Die gründlichste Erklärung zu diesem komplexen Thema hat bis jetzt die Electronic Frontier Foundation geliefert. Ihr Artikel ruft zur Mitzeichnung einer Petition gegen die geplante “Encrypted Media Extension” auf:

Tell the World Wide Web Consortium (W3C) and its member organizations not to embrace a proposal that undermines the very purpose of the HTML standard upon which the Web is built – freedom.

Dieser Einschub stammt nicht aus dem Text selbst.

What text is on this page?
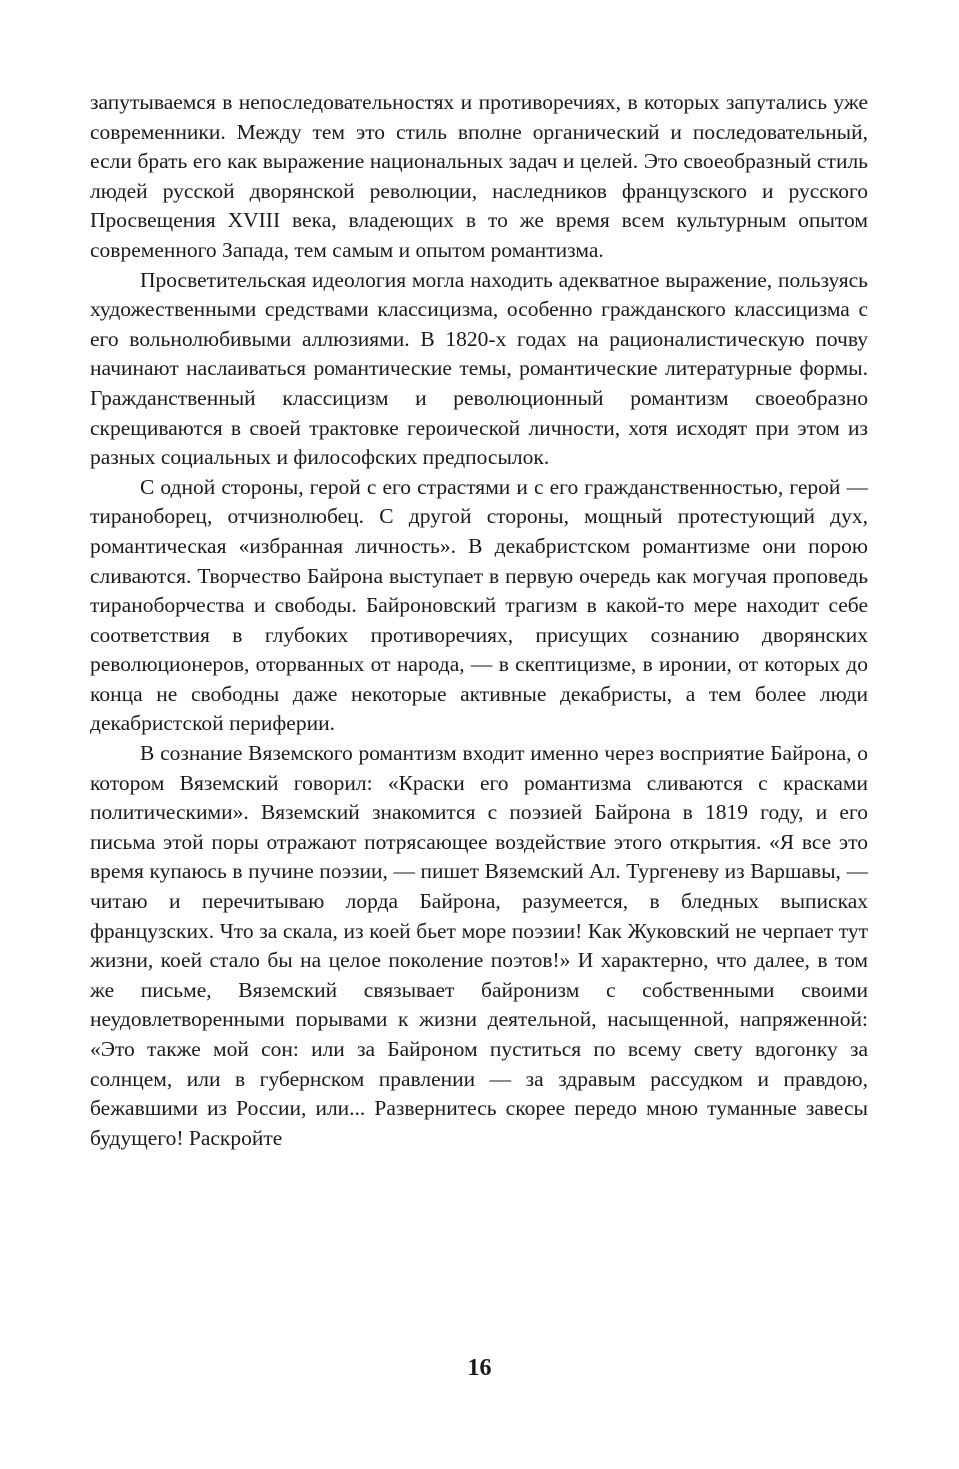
запутываемся в непоследовательностях и противоречиях, в которых запутались уже современники. Между тем это стиль вполне органический и последовательный, если брать его как выражение национальных задач и целей. Это своеобразный стиль людей русской дворянской революции, наследников французского и русского Просвещения XVIII века, владеющих в то же время всем культурным опытом современного Запада, тем самым и опытом романтизма.

Просветительская идеология могла находить адекватное выражение, пользуясь художественными средствами классицизма, особенно гражданского классицизма с его вольнолюбивыми аллюзиями. В 1820-х годах на рационалистическую почву начинают наслаиваться романтические темы, романтические литературные формы. Гражданственный классицизм и революционный романтизм своеобразно скрещиваются в своей трактовке героической личности, хотя исходят при этом из разных социальных и философских предпосылок.

С одной стороны, герой с его страстями и с его гражданственностью, герой — тираноборец, отчизнолюбец. С другой стороны, мощный протестующий дух, романтическая «избранная личность». В декабристском романтизме они порою сливаются. Творчество Байрона выступает в первую очередь как могучая проповедь тираноборчества и свободы. Байроновский трагизм в какой-то мере находит себе соответствия в глубоких противоречиях, присущих сознанию дворянских революционеров, оторванных от народа, — в скептицизме, в иронии, от которых до конца не свободны даже некоторые активные декабристы, а тем более люди декабристской периферии.

В сознание Вяземского романтизм входит именно через восприятие Байрона, о котором Вяземский говорил: «Краски его романтизма сливаются с красками политическими». Вяземский знакомится с поэзией Байрона в 1819 году, и его письма этой поры отражают потрясающее воздействие этого открытия. «Я все это время купаюсь в пучине поэзии, — пишет Вяземский Ал. Тургеневу из Варшавы, — читаю и перечитываю лорда Байрона, разумеется, в бледных выписках французских. Что за скала, из коей бьет море поэзии! Как Жуковский не черпает тут жизни, коей стало бы на целое поколение поэтов!» И характерно, что далее, в том же письме, Вяземский связывает байронизм с собственными своими неудовлетворенными порывами к жизни деятельной, насыщенной, напряженной: «Это также мой сон: или за Байроном пуститься по всему свету вдогонку за солнцем, или в губернском правлении — за здравым рассудком и правдою, бежавшими из России, или... Развернитесь скорее передо мною туманные завесы будущего! Раскройте

16
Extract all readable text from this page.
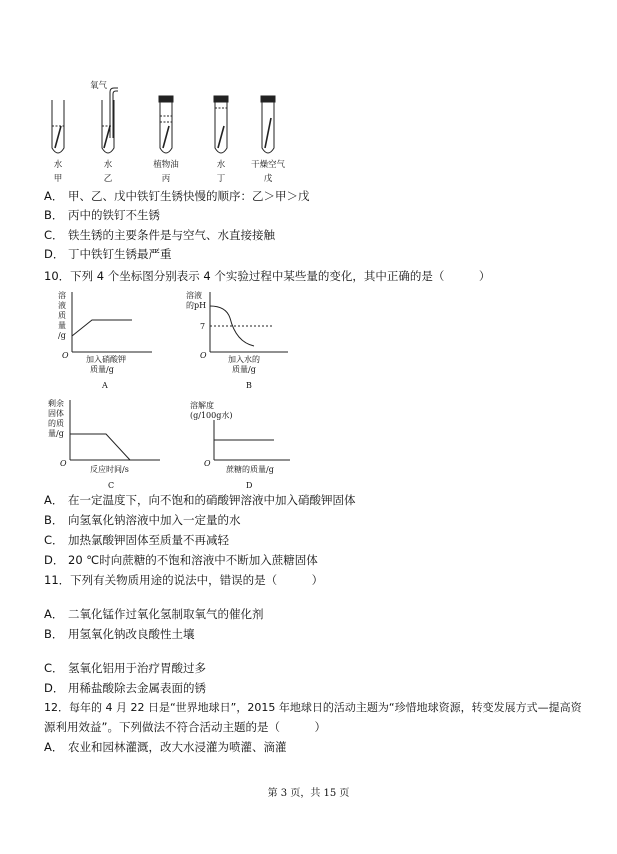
氧气
水	水	植物油	水	干燥空气
甲	乙	丙	丁	戊
A． 甲、乙、戊中铁钉生锈快慢的顺序：乙＞甲＞戊
B． 丙中的铁钉不生锈
C． 铁生锈的主要条件是与空气、水直接接触
D． 丁中铁钉生锈最严重
10．下列 4 个坐标图分别表示 4 个实验过程中某些量的变化，其中正确的是（　　　）
溶
液
质
量
/g
O 加入硝酸钾
质量/g
A
溶液
的pH
7
O	加入水的
质量/g
B
剩余
固体
的质
量/g
O
反应时间/s
C
溶解度
(g/100g水)
O
蔗糖的质量/g
D
A． 在一定温度下，向不饱和的硝酸钾溶液中加入硝酸钾固体
B． 向氢氧化钠溶液中加入一定量的水
C． 加热氯酸钾固体至质量不再减轻
D． 20 ℃时向蔗糖的不饱和溶液中不断加入蔗糖固体
11．下列有关物质用途的说法中，错误的是（　　　）
A． 二氧化锰作过氧化氢制取氧气的催化剂
B． 用氢氧化钠改良酸性土壤
C． 氢氧化铝用于治疗胃酸过多
D． 用稀盐酸除去金属表面的锈
12．每年的 4 月 22 日是“世界地球日”，2015 年地球日的活动主题为“珍惜地球资源，转变发展方式—提高资
源利用效益”。下列做法不符合活动主题的是（　　　）
A． 农业和园林灌溉，改大水浸灌为喷灌、滴灌
第 3 页，共 15 页
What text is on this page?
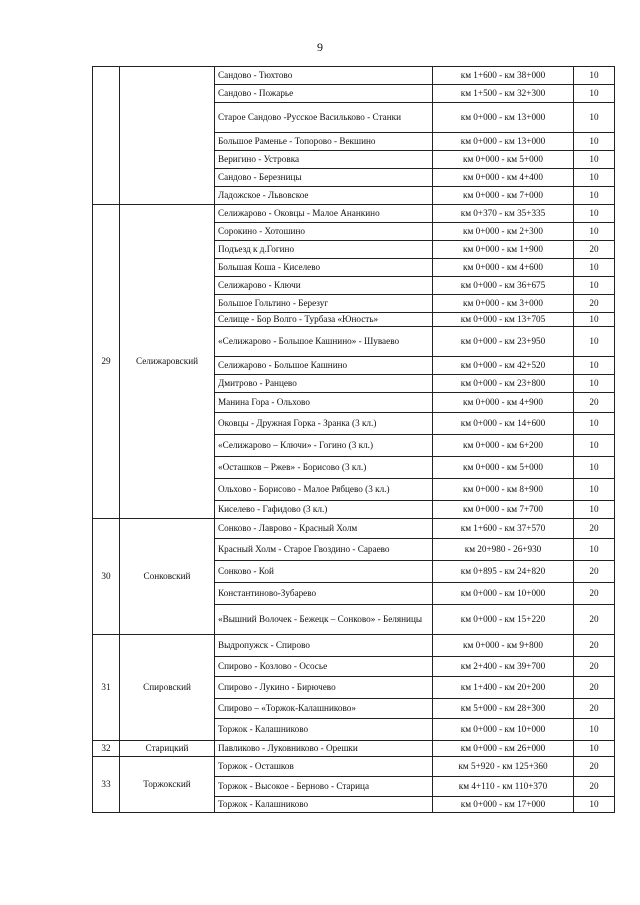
9
		Сандово - Тюхтово	км 1+600 - км 38+000	10
		Сандово - Пожарье	км 1+500 - км 32+300	10
		Старое Сандово -Русское Васильково - Станки	км 0+000 - км 13+000	10
		Большое Раменье - Топорово - Векшино	км 0+000 - км 13+000	10
		Веригино - Устровка	км 0+000 - км 5+000	10
		Сандово - Березницы	км 0+000 - км 4+400	10
		Ладожское - Львовское	км 0+000 - км 7+000	10
29	Селижаровский	Селижарово - Оковцы - Малое Ананкино	км 0+370 - км 35+335	10
		Сорокино - Хотошино	км 0+000 - км 2+300	10
		Подъезд к д.Гогино	км 0+000 - км 1+900	20
		Большая Коша - Киселево	км 0+000 - км 4+600	10
		Селижарово - Ключи	км 0+000 - км 36+675	10
		Большое Гольтино - Березуг	км 0+000 - км 3+000	20
		Селище - Бор Волго - Турбаза «Юность»	км 0+000 - км 13+705	10
		«Селижарово - Большое Кашнино» - Шуваево	км 0+000 - км 23+950	10
		Селижарово - Большое Кашнино	км 0+000 - км 42+520	10
		Дмитрово - Ранцево	км 0+000 - км 23+800	10
		Манина Гора - Ольхово	км 0+000 - км 4+900	20
		Оковцы - Дружная Горка - Зранка (3 кл.)	км 0+000 - км 14+600	10
		«Селижарово – Ключи» - Гогино (3 кл.)	км 0+000 - км 6+200	10
		«Осташков – Ржев» - Борисово (3 кл.)	км 0+000 - км 5+000	10
		Ольхово - Борисово - Малое Рябцево (3 кл.)	км 0+000 - км 8+900	10
		Киселево - Гафидово (3 кл.)	км 0+000 - км 7+700	10
30	Сонковский	Сонково - Лаврово - Красный Холм	км 1+600 - км 37+570	20
		Красный Холм - Старое Гвоздино - Сараево	км 20+980 - 26+930	10
		Сонково - Кой	км 0+895 - км 24+820	20
		Константиново-Зубарево	км 0+000 - км 10+000	20
		«Вышний Волочек - Бежецк – Сонково» - Беляницы	км 0+000 - км 15+220	20
31	Спировский	Выдропужск - Спирово	км 0+000 - км 9+800	20
		Спирово - Козлово - Ососье	км 2+400 - км 39+700	20
		Спирово - Лукино - Бирючево	км 1+400 - км 20+200	20
		Спирово – «Торжок-Калашниково»	км 5+000 - км 28+300	20
		Торжок - Калашниково	км 0+000 - км 10+000	10
32	Старицкий	Павликово - Луковниково - Орешки	км 0+000 - км 26+000	10
33	Торжокский	Торжок - Осташков	км 5+920 - км 125+360	20
		Торжок - Высокое - Берново - Старица	км 4+110 - км 110+370	20
		Торжок - Калашниково	км 0+000 - км 17+000	10
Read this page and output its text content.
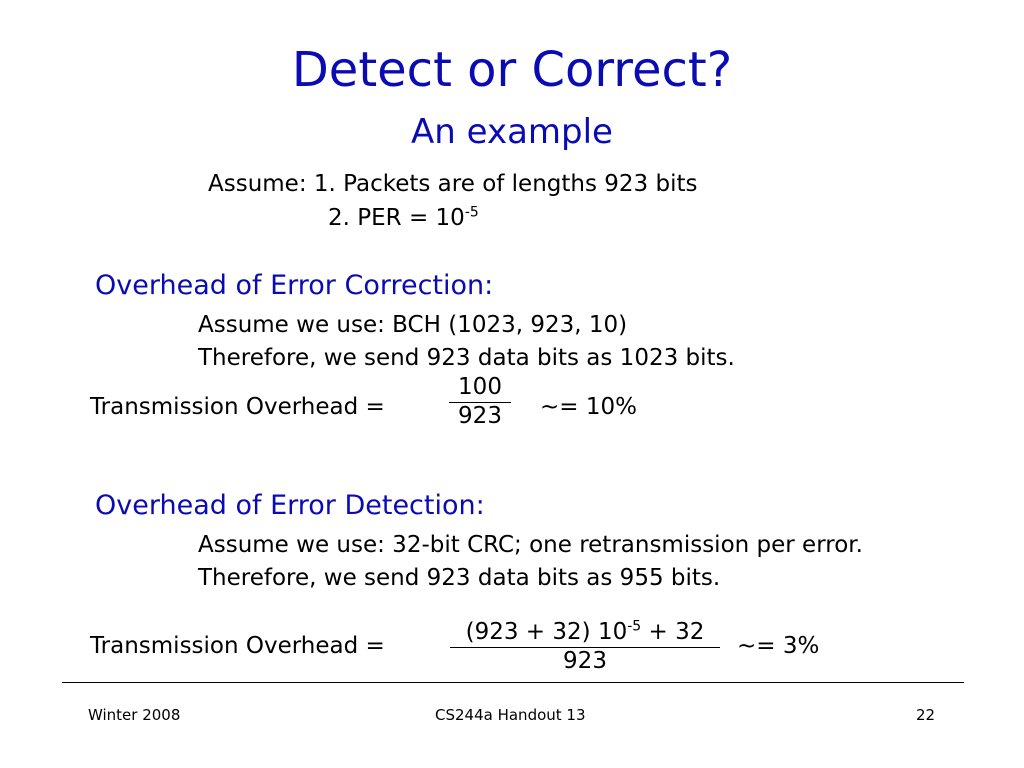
Detect or Correct?
An example
Assume: 1. Packets are of lengths 923 bits
2. PER = $10^{-5}$
Overhead of Error Correction:
Assume we use: BCH (1023, 923, 10)
Therefore, we send 923 data bits as 1023 bits.
Transmission Overhead =	$\frac{100}{923}$ ~= 10%
Overhead of Error Detection:
Assume we use: 32-bit CRC; one retransmission per error.
Therefore, we send 923 data bits as 955 bits.
Transmission Overhead =	$\frac{(923 + 32) 10^{-5} + 32}{923}$ ~= 3%
Winter 2008	CS244a Handout 13	22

Mitte März wandte sich Autor und Netzaktivist Cory Doctorow in einem Guardian-Blogeintrag mit dem Titel “What I wish Tim Berners-Lee understood about DRM” direkt an den HTML-Pionier Tim Berners-Lee. Darin äußert Doctorow seine Besorgnis darüber, dass im Rahmen des W3C über eine Erweiterung des HTML5-Standards um eine standardisierte Schnittstelle für Kopierschutztechnologien (Digital Rights/Restrictions Management, DRM) diskutiert wird:

Adding DRM to the HTML standard will have far-reaching effects that are incompatible with the W3C’s most important policies, and with Berners-Lee’s deeply held principles.

Das W3C hat bis jetzt großartige Arbeit beim Erstellen und Verwalten Offener Standards geleistet. Dieses fundamentale Prinzip ist unabdingbar für die Rolle, die das Internet inzwischen als öffentlicher und politischer Raum gewonnen hat. Man opfert kein Prinzip den Verwertungsinteressen der Industrie. Wir fordern unsere Leser auf, sich zu informieren und die Petition zu unterstützen.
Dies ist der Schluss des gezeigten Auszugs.